Il faut vivre

Il faut vivre avec ces images

D’insoutenable cruauté

Il faut vivre avec les visages

De l’innocence sacrifiée

Il faut vivre avec les regards

Désemparés de ces aînés

Chassés de leur terre ancestrale

Et des maisons où ils sont nés

Il faut vivre avec ces images

De sépultures profanées

Il faut vivre avec ces visages

De criminels décomplexés

Il faut vivre avec les regards

De ceux qui n’ont rien demandé

Mais qui du plus profond de l’âme

Continuent sans fin d’espérer

Que faisons-nous

Que faisons-nous, concrètement,

Pour ces cent-vingt mille habitants

Chassés indûment de leurs terres,

Abandonnés, pourquoi le taire,

Par une lâcheté sans nom ?

Que faisons-nous, concrètement,

Pour que cet éclat de nous-mêmes

Fiché au cœur de l’Orient*

Reste la remarquable perle

Lovée dans ses montagnes fières

Ayant inspiré les plus grands ?

Que faisons-nous, concrètement,

En dehors des belles promesses,

Reléguées aux calendes grecques,

Qui se délitent dans le temps ?


***

Sylvain Tesson a écrit dans la Revue Des Deux Mondes :

« L’Arménie est un verrou chrétien au milieu de l’ancien Empire ottoman. Aujourd’hui, réduite à peau de chagrin, verrouillée dans l’étau turco-azéri, elle est une anomalie démocratique étranglée par les satrapies. Le destin de l’Arménie ne concerne pas l’Arménie seule. Si on la considère comme une extension, une ombre projetée de l’Europe au seuil de la steppe, un éclat de nous-mêmes fiché dans l’Orient, alors c’est nous-mêmes qui sommes frappés par ses tourments. Si on use d’une image d’architecture militaire, l’Arménie est une échauguette, un avant-poste de l’Europe… »

S’il nous reste la vie

S’il nous reste la vie, il nous reste l’espoir,

Un cœur et un esprit, des bras et une voix ;

Une plume et des mots, du courage et dix doigts :

De quoi changer le monde si l’on ne se perd pas

En luttes intestines et querelles stériles,

Rejetant toute faute sur un autre que soi.

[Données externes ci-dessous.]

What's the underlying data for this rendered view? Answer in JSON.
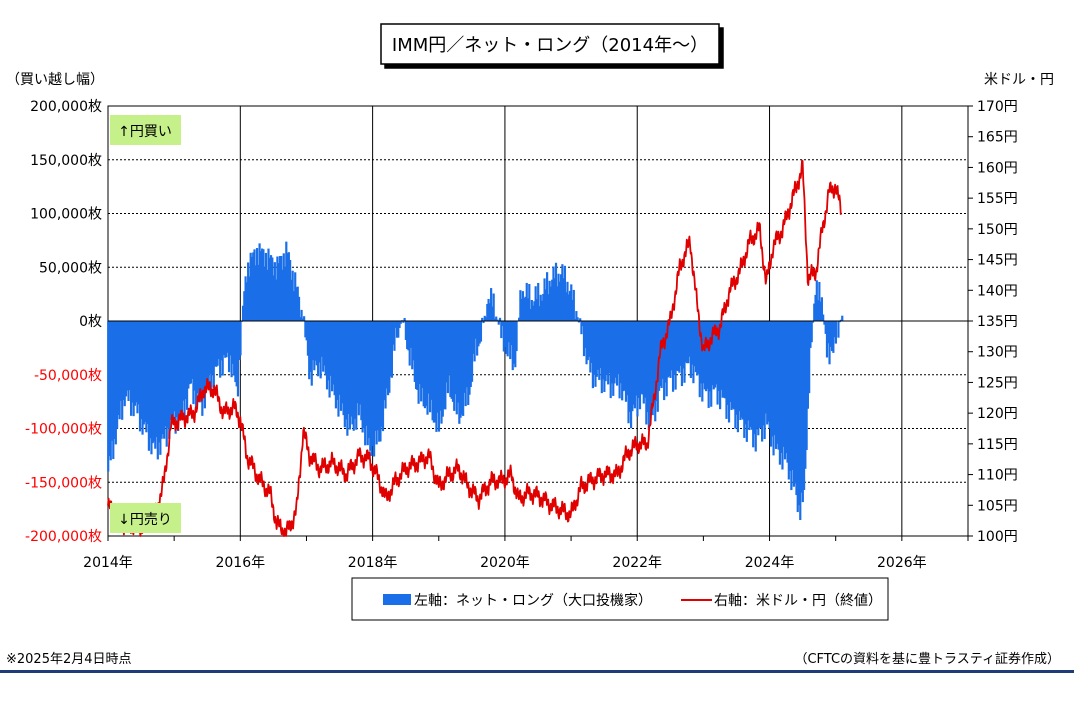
{
  "chart_data": {
    "type": "bar+line",
    "title": "IMM円／ネット・ロング（2014年～）",
    "ylabel_left": "（買い越し幅）",
    "ylabel_right": "米ドル・円",
    "left_axis": {
      "ylim": [
        -200000,
        200000
      ],
      "ticks": [
        200000,
        150000,
        100000,
        50000,
        0,
        -50000,
        -100000,
        -150000,
        -200000
      ],
      "tick_labels": [
        "200,000枚",
        "150,000枚",
        "100,000枚",
        "50,000枚",
        "0枚",
        "-50,000枚",
        "-100,000枚",
        "-150,000枚",
        "-200,000枚"
      ]
    },
    "right_axis": {
      "ylim": [
        100,
        170
      ],
      "tick_labels": [
        "170円",
        "165円",
        "160円",
        "155円",
        "150円",
        "145円",
        "140円",
        "135円",
        "130円",
        "125円",
        "120円",
        "115円",
        "110円",
        "105円",
        "100円"
      ]
    },
    "x_axis": {
      "range": [
        2014,
        2027
      ],
      "tick_labels": [
        "2014年",
        "2016年",
        "2018年",
        "2020年",
        "2022年",
        "2024年",
        "2026年"
      ]
    },
    "grid": true,
    "annotations": {
      "buy": "↑円買い",
      "sell": "↓円売り"
    },
    "legend": {
      "position": "bottom",
      "bar_label": "左軸：ネット・ロング（大口投機家）",
      "line_label": "右軸：米ドル・円（終値）"
    },
    "series": [
      {
        "name": "左軸：ネット・ロング（大口投機家）",
        "type": "bar",
        "color": "#1a6fe8",
        "points": [
          [
            2014.0,
            -140000
          ],
          [
            2014.1,
            -110000
          ],
          [
            2014.25,
            -70000
          ],
          [
            2014.4,
            -80000
          ],
          [
            2014.55,
            -100000
          ],
          [
            2014.7,
            -120000
          ],
          [
            2014.85,
            -110000
          ],
          [
            2014.95,
            -95000
          ],
          [
            2015.1,
            -90000
          ],
          [
            2015.25,
            -60000
          ],
          [
            2015.4,
            -80000
          ],
          [
            2015.55,
            -55000
          ],
          [
            2015.7,
            -40000
          ],
          [
            2015.85,
            -35000
          ],
          [
            2015.95,
            -70000
          ],
          [
            2016.02,
            0
          ],
          [
            2016.1,
            50000
          ],
          [
            2016.25,
            65000
          ],
          [
            2016.4,
            60000
          ],
          [
            2016.55,
            50000
          ],
          [
            2016.7,
            65000
          ],
          [
            2016.85,
            30000
          ],
          [
            2016.95,
            0
          ],
          [
            2017.05,
            -50000
          ],
          [
            2017.2,
            -40000
          ],
          [
            2017.35,
            -60000
          ],
          [
            2017.5,
            -80000
          ],
          [
            2017.65,
            -100000
          ],
          [
            2017.8,
            -85000
          ],
          [
            2017.95,
            -120000
          ],
          [
            2018.1,
            -110000
          ],
          [
            2018.25,
            -60000
          ],
          [
            2018.35,
            -15000
          ],
          [
            2018.45,
            2000
          ],
          [
            2018.55,
            -30000
          ],
          [
            2018.7,
            -70000
          ],
          [
            2018.85,
            -80000
          ],
          [
            2019.0,
            -100000
          ],
          [
            2019.15,
            -60000
          ],
          [
            2019.3,
            -90000
          ],
          [
            2019.45,
            -70000
          ],
          [
            2019.55,
            -30000
          ],
          [
            2019.65,
            -10000
          ],
          [
            2019.75,
            25000
          ],
          [
            2019.85,
            10000
          ],
          [
            2019.95,
            -15000
          ],
          [
            2020.05,
            -30000
          ],
          [
            2020.15,
            -40000
          ],
          [
            2020.25,
            30000
          ],
          [
            2020.4,
            20000
          ],
          [
            2020.55,
            25000
          ],
          [
            2020.7,
            40000
          ],
          [
            2020.85,
            45000
          ],
          [
            2020.95,
            35000
          ],
          [
            2021.05,
            15000
          ],
          [
            2021.15,
            -10000
          ],
          [
            2021.3,
            -50000
          ],
          [
            2021.45,
            -55000
          ],
          [
            2021.6,
            -60000
          ],
          [
            2021.75,
            -60000
          ],
          [
            2021.9,
            -90000
          ],
          [
            2022.05,
            -70000
          ],
          [
            2022.2,
            -95000
          ],
          [
            2022.35,
            -65000
          ],
          [
            2022.5,
            -55000
          ],
          [
            2022.65,
            -50000
          ],
          [
            2022.8,
            -40000
          ],
          [
            2022.95,
            -60000
          ],
          [
            2023.05,
            -70000
          ],
          [
            2023.2,
            -65000
          ],
          [
            2023.35,
            -80000
          ],
          [
            2023.5,
            -90000
          ],
          [
            2023.65,
            -100000
          ],
          [
            2023.8,
            -110000
          ],
          [
            2023.95,
            -95000
          ],
          [
            2024.1,
            -120000
          ],
          [
            2024.25,
            -130000
          ],
          [
            2024.35,
            -150000
          ],
          [
            2024.45,
            -175000
          ],
          [
            2024.52,
            -165000
          ],
          [
            2024.6,
            -50000
          ],
          [
            2024.7,
            40000
          ],
          [
            2024.8,
            10000
          ],
          [
            2024.9,
            -40000
          ],
          [
            2025.0,
            -10000
          ],
          [
            2025.05,
            -15000
          ],
          [
            2025.1,
            15000
          ]
        ]
      },
      {
        "name": "右軸：米ドル・円（終値）",
        "type": "line",
        "color": "#e00000",
        "points": [
          [
            2014.0,
            105
          ],
          [
            2014.2,
            102
          ],
          [
            2014.5,
            101.5
          ],
          [
            2014.7,
            103
          ],
          [
            2014.85,
            109
          ],
          [
            2014.95,
            118
          ],
          [
            2015.1,
            119
          ],
          [
            2015.3,
            120
          ],
          [
            2015.45,
            124
          ],
          [
            2015.6,
            124
          ],
          [
            2015.75,
            120
          ],
          [
            2015.9,
            121
          ],
          [
            2016.0,
            119
          ],
          [
            2016.1,
            113
          ],
          [
            2016.3,
            109
          ],
          [
            2016.45,
            107
          ],
          [
            2016.55,
            102
          ],
          [
            2016.7,
            100.5
          ],
          [
            2016.85,
            104
          ],
          [
            2016.95,
            117
          ],
          [
            2017.05,
            113
          ],
          [
            2017.2,
            111
          ],
          [
            2017.4,
            112
          ],
          [
            2017.6,
            110
          ],
          [
            2017.8,
            113
          ],
          [
            2017.95,
            112.5
          ],
          [
            2018.1,
            109
          ],
          [
            2018.2,
            106
          ],
          [
            2018.35,
            109
          ],
          [
            2018.5,
            111
          ],
          [
            2018.7,
            112
          ],
          [
            2018.85,
            113
          ],
          [
            2019.0,
            108
          ],
          [
            2019.15,
            110
          ],
          [
            2019.3,
            111
          ],
          [
            2019.45,
            108
          ],
          [
            2019.6,
            106
          ],
          [
            2019.8,
            109
          ],
          [
            2019.95,
            109
          ],
          [
            2020.1,
            110
          ],
          [
            2020.2,
            106
          ],
          [
            2020.35,
            107
          ],
          [
            2020.5,
            106.5
          ],
          [
            2020.7,
            105
          ],
          [
            2020.9,
            104
          ],
          [
            2021.0,
            103.5
          ],
          [
            2021.15,
            108
          ],
          [
            2021.3,
            109
          ],
          [
            2021.5,
            110
          ],
          [
            2021.7,
            110
          ],
          [
            2021.85,
            113.5
          ],
          [
            2022.0,
            115
          ],
          [
            2022.15,
            115
          ],
          [
            2022.25,
            122
          ],
          [
            2022.35,
            130
          ],
          [
            2022.5,
            135
          ],
          [
            2022.65,
            144
          ],
          [
            2022.8,
            148
          ],
          [
            2022.9,
            138
          ],
          [
            2023.0,
            130
          ],
          [
            2023.1,
            132
          ],
          [
            2023.25,
            134
          ],
          [
            2023.4,
            140
          ],
          [
            2023.55,
            143
          ],
          [
            2023.7,
            148
          ],
          [
            2023.85,
            150
          ],
          [
            2023.95,
            141
          ],
          [
            2024.05,
            147
          ],
          [
            2024.2,
            150
          ],
          [
            2024.35,
            155
          ],
          [
            2024.5,
            160
          ],
          [
            2024.58,
            142
          ],
          [
            2024.7,
            143
          ],
          [
            2024.8,
            150
          ],
          [
            2024.9,
            156
          ],
          [
            2025.0,
            157
          ],
          [
            2025.08,
            153
          ]
        ]
      }
    ]
  },
  "footnotes": {
    "left": "※2025年2月4日時点",
    "right": "（CFTCの資料を基に豊トラスティ証券作成）"
  }
}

S’il nous reste la vie, il nous reste l’espoir,

La conscience profonde de ce que l’on fait là

La détermination de savoir d’où l’on vient

De savoir où l’on va et pourquoi l’on se bat ;

De valeureux ancêtres nous ont ouvert la voie.

S’il nous reste la vie, il nous reste l’espoir,

Car à quoi bon pleurer si l’on ne comprend pas

Que rien ne se fera sans notre résistance,

Sans cet engagement que l’on prend envers soi

Et ceux qui ont placé leur espoir en la France

Mais que l’on a pourtant abandonnés là-bas.

Eternelle Artsakh

– À Amalia –

Ridée comme une pomme elle est là, toute vieille,

La peau parcheminée, tel un abricot sec,

Cuivrée par le soleil, le froid et le grand air

De ses hautes montagnes à la vue sans pareille.

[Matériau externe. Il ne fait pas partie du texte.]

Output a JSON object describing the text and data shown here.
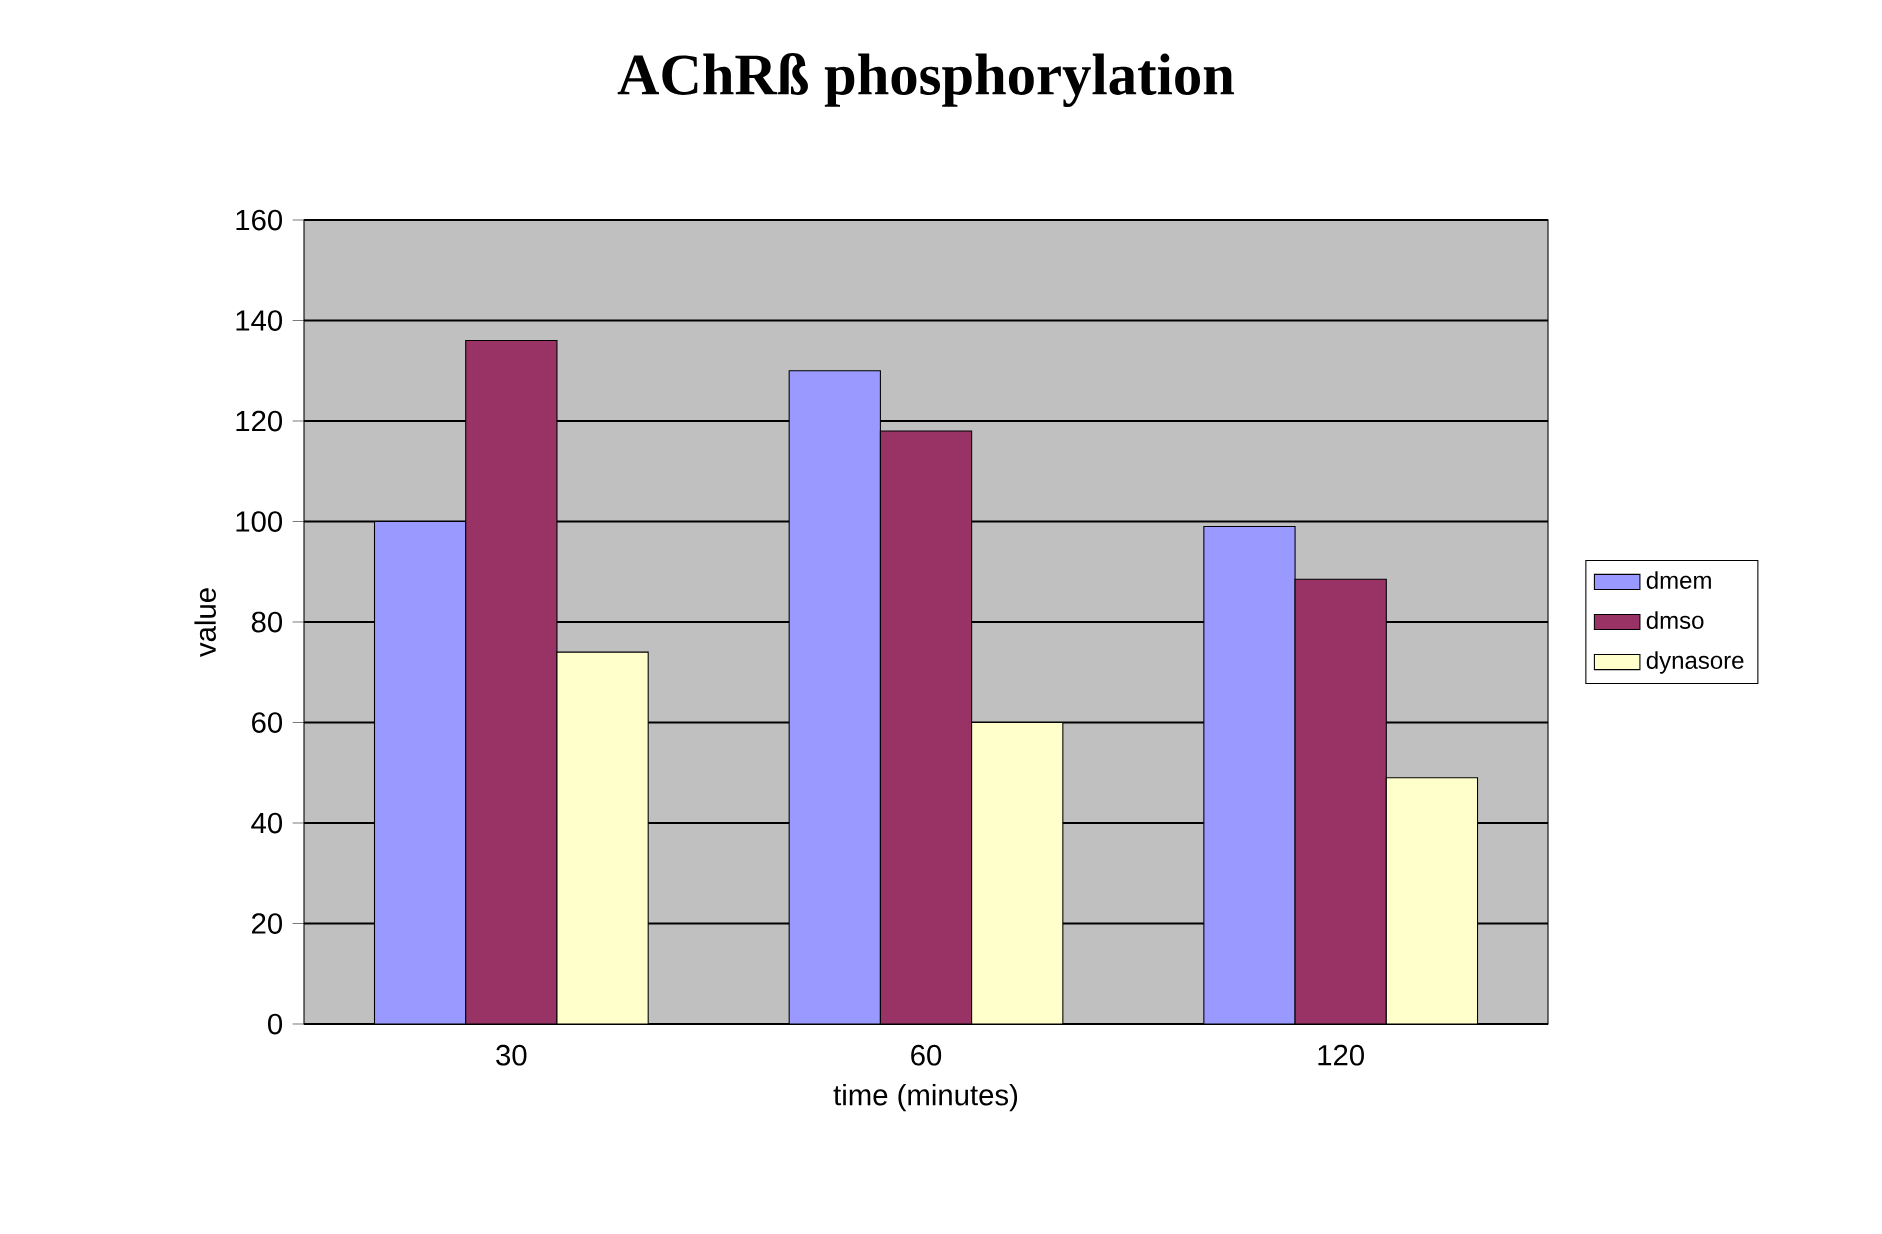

Elle est là qui attend, esseulée sur un banc,

Égarée, incertaine, ne sachant où aller ;

Elle qui était née bien avant qu’un tyran

Vienne leur imposer d’un décret provocant

Ces nouvelles frontières pour mieux les enclaver.

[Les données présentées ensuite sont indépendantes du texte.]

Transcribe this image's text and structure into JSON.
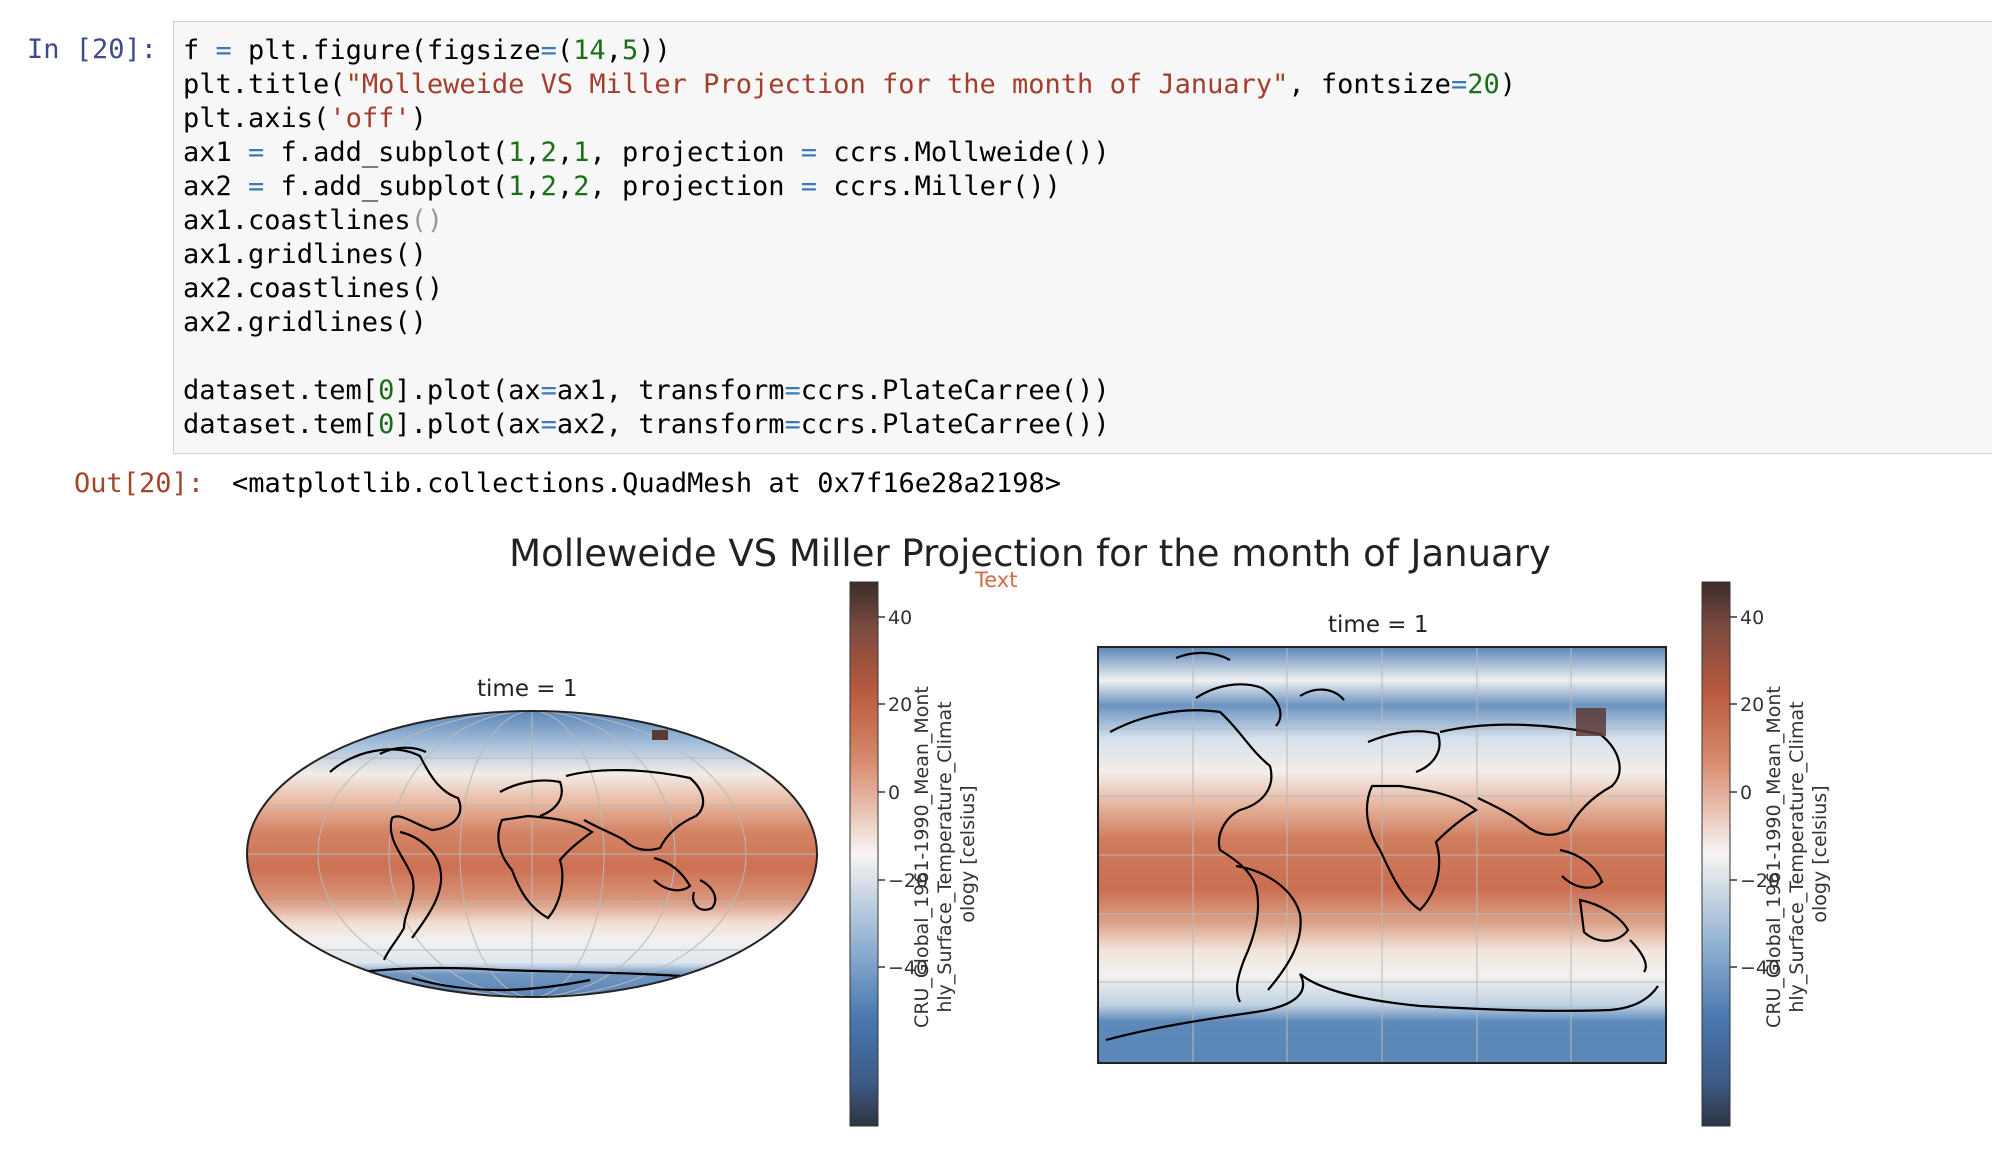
{
  "input_prompt": "In [20]:",
  "output_prompt": "Out[20]:",
  "code_lines": [
    [
      [
        "f ",
        ""
      ],
      [
        "=",
        "op"
      ],
      [
        " plt.figure(figsize",
        ""
      ],
      [
        "=",
        "op"
      ],
      [
        "(",
        ""
      ],
      [
        "14",
        "num"
      ],
      [
        ",",
        ""
      ],
      [
        "5",
        "num"
      ],
      [
        "))",
        ""
      ]
    ],
    [
      [
        "plt.title(",
        ""
      ],
      [
        "\"Molleweide VS Miller Projection for the month of January\"",
        "str"
      ],
      [
        ", fontsize",
        ""
      ],
      [
        "=",
        "op"
      ],
      [
        "20",
        "num"
      ],
      [
        ")",
        ""
      ]
    ],
    [
      [
        "plt.axis(",
        ""
      ],
      [
        "'off'",
        "str"
      ],
      [
        ")",
        ""
      ]
    ],
    [
      [
        "ax1 ",
        ""
      ],
      [
        "=",
        "op"
      ],
      [
        " f.add_subplot(",
        ""
      ],
      [
        "1",
        "num"
      ],
      [
        ",",
        ""
      ],
      [
        "2",
        "num"
      ],
      [
        ",",
        ""
      ],
      [
        "1",
        "num"
      ],
      [
        ", projection ",
        ""
      ],
      [
        "=",
        "op"
      ],
      [
        " ccrs.Mollweide())",
        ""
      ]
    ],
    [
      [
        "ax2 ",
        ""
      ],
      [
        "=",
        "op"
      ],
      [
        " f.add_subplot(",
        ""
      ],
      [
        "1",
        "num"
      ],
      [
        ",",
        ""
      ],
      [
        "2",
        "num"
      ],
      [
        ",",
        ""
      ],
      [
        "2",
        "num"
      ],
      [
        ", projection ",
        ""
      ],
      [
        "=",
        "op"
      ],
      [
        " ccrs.Miller())",
        ""
      ]
    ],
    [
      [
        "ax1.coastlines",
        ""
      ],
      [
        "()",
        "hl"
      ]
    ],
    [
      [
        "ax1.gridlines()",
        ""
      ]
    ],
    [
      [
        "ax2.coastlines()",
        ""
      ]
    ],
    [
      [
        "ax2.gridlines()",
        ""
      ]
    ],
    [
      [
        "",
        ""
      ]
    ],
    [
      [
        "dataset.tem[",
        ""
      ],
      [
        "0",
        "num"
      ],
      [
        "].plot(ax",
        ""
      ],
      [
        "=",
        "op"
      ],
      [
        "ax1, transform",
        ""
      ],
      [
        "=",
        "op"
      ],
      [
        "ccrs.PlateCarree())",
        ""
      ]
    ],
    [
      [
        "dataset.tem[",
        ""
      ],
      [
        "0",
        "num"
      ],
      [
        "].plot(ax",
        ""
      ],
      [
        "=",
        "op"
      ],
      [
        "ax2, transform",
        ""
      ],
      [
        "=",
        "op"
      ],
      [
        "ccrs.PlateCarree())",
        ""
      ]
    ]
  ],
  "output_text": "<matplotlib.collections.QuadMesh at 0x7f16e28a2198>",
  "figure": {
    "title": "Molleweide VS Miller Projection for the month of January",
    "text_annotation": "Text",
    "left_subtitle": "time = 1",
    "right_subtitle": "time = 1",
    "colorbar_label_lines": [
      "CRU_Global_1961-1990_Mean_Mont",
      "hly_Surface_Temperature_Climat",
      "ology [celsius]"
    ],
    "colorbar_ticks": [
      "40",
      "20",
      "0",
      "−20",
      "−40"
    ],
    "colormap": {
      "low": "#4a78b0",
      "mid": "#f7f4f2",
      "high": "#c2603e",
      "top": "#3a2b2b",
      "bottom": "#2e3444"
    }
  }
}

En un siècle de vie elle a tout traversé,

Et en a vu passer des saisons et des guerres,

Cultivant sans relâche la terre de ses pères ;

Mais l’épreuve qui vient est la pire peut-être

De ce qu’elle a connu, sans doute la dernière.

Elle est là, grave et digne, tant d’autres avec elle,

Et son cœur est blessé et sa bouche est amère ;

Elle a laissé là-bas son église et sa terre,

Les beaux khatchkars sculptés de dentelles de pierre,

Les tombes d’êtres chers et celles des ancêtres

Qui reposaient enfin dans la paix éternelle.

***

Amalia, la doyenne de l’Artsakh est née à Martakert en 1920.

Après des années de persécutions, sanctions arbitraires, menaces, après des mois de privations élémentaires et d’attaques barbares, elle a été chassée des terres ancestrales où son peuple vivait depuis des millénaires pour se retrouver jetée sur la route de l’exil forcé, comme plus d’une centaine de milliers d’autres civils, femmes, enfants, vieillards, abandonnés de toutes les grandes puissances ou presque…

Anticipation

Nous pouvions anticiper

Tout ce qui est arrivé ;

Tout est clairement nommé,

Ouvertement programmé

Et largement diffusé

Dans les discours révoltants

Des tortionnaires tyrans

Ce qui peut s’anticiper

Aurait pu être contré

En sachant ce que l’on sait ;

En ayant assez de poigne

Pour taper fort sur la table

Et refuser de céder

Devant la facilité

En condamnant l’ingérence

D’autres nationalités,

Et les cadeaux prodigués

Pour acheter les consciences

Afin de nous détourner

De ce devoir d’équité

Dont s’enorgueillit la France

Qui suspend le bras armé ?

Qui permet de décider

Des secours à apporter

Quand, cherchant à ménager

De vulgaires intérêts,

L’on permet d’amalgamer

L’agresseur et l’agressé ?

La corruption bat son plein

En entachant notre histoire,

Étendant sa marée noire

Sur la terre et sur les hommes,

Jusqu’à l’évêque de Rome

À l’immaculée blancheur

Dont l’indécent paradoxe

Profane le sacerdoce

Si « l’argent n’a pas d’odeur »,

Le caviar et le pétrole

En ont une, c’est certain,

Qui devrait nous engager

À secourir sans tarder

Ceux qui en paient le prix fort ;

Car le sang des Arméniens

Coule déjà sur nos mains.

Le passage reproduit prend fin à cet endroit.